Naked mole-rats (NMRs) live nine times longer than other similarly sized rodent species and show comparatively few signs of degeneration in functional health along the way. There is considerable interest in understanding exactly why this is the case: what are the important differences in the biochemistry of this species? Progress on this front is probably not going to directly result in ways to extend healthy life in humans, but it will help to prioritize efforts to treat the causes of aging by understanding which of the possible contributions are most important.
Genome maintenance (GM) is an essential defense system against aging and cancer, as both are characterized by increased genome instability. Our study is the first step in a comparative genomics approach to study GM in relation to aging and cancer. Focusing on human, mouse, and NMR because of their contrasting aging phenotypes and the availability of high-quality genome sequences, we investigated copy number differences of GM genes and discovered that very few GM genes have been lost among these three species during evolution.
Interestingly, we found NMR to have a higher copy number of CEBPG, a regulator of DNA repair, and TINF2, a protector of telomere integrity. NMR, as well as human, was also found to have a lower rate of germline nucleotide substitution than the mouse. While we can only speculate whether the two genes with additional copies in the NMR, CEBPG and TINF2, confer a significant advantage, for example, through an increase in gene dosage, it is possible for a subtle difference at the genomic level to have a large phenotypic effect, such as increased lifespan.

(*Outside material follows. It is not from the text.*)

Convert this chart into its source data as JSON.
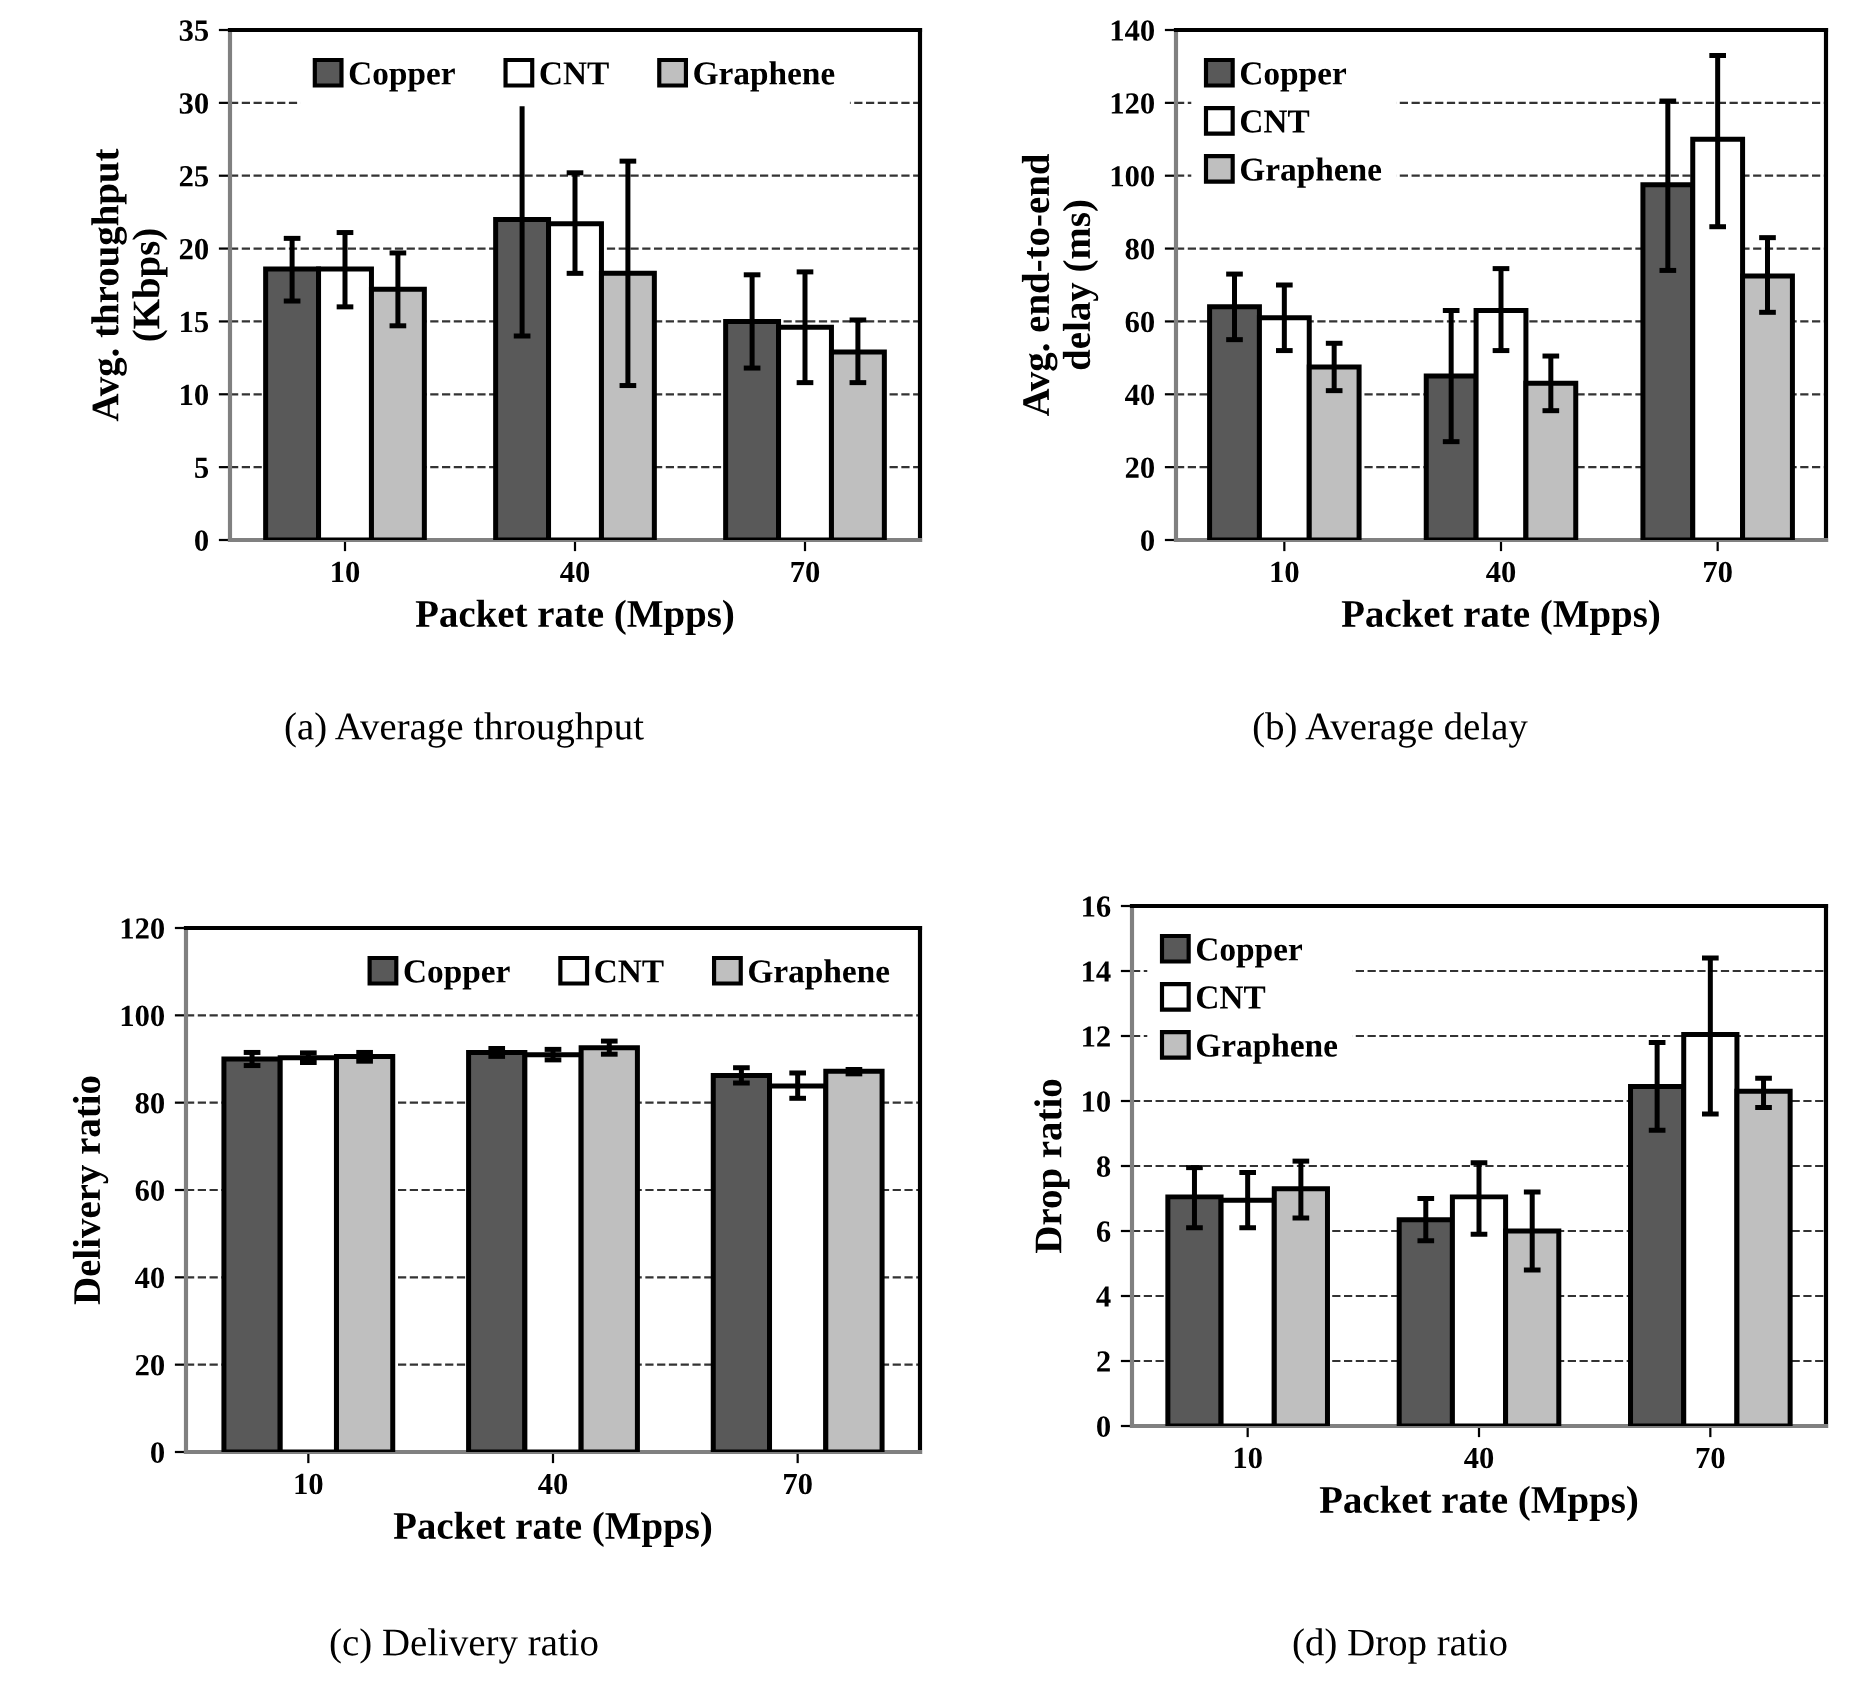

The finding that the NMR has a slower nucleotide substitution rate is interesting, particularly in the context of their longevity, and suggests that GM in NMR is superior to GM in the mouse. As more genomes become sequenced and annotated to higher quality, these findings can be validated further, elucidating the role of genome maintenance in modulating lifespan. Our findings in this comparative analysis of GM in human, mouse, and NMR suggest that NMR has more robust GM than mouse, which could play a role in the former's extreme longevity.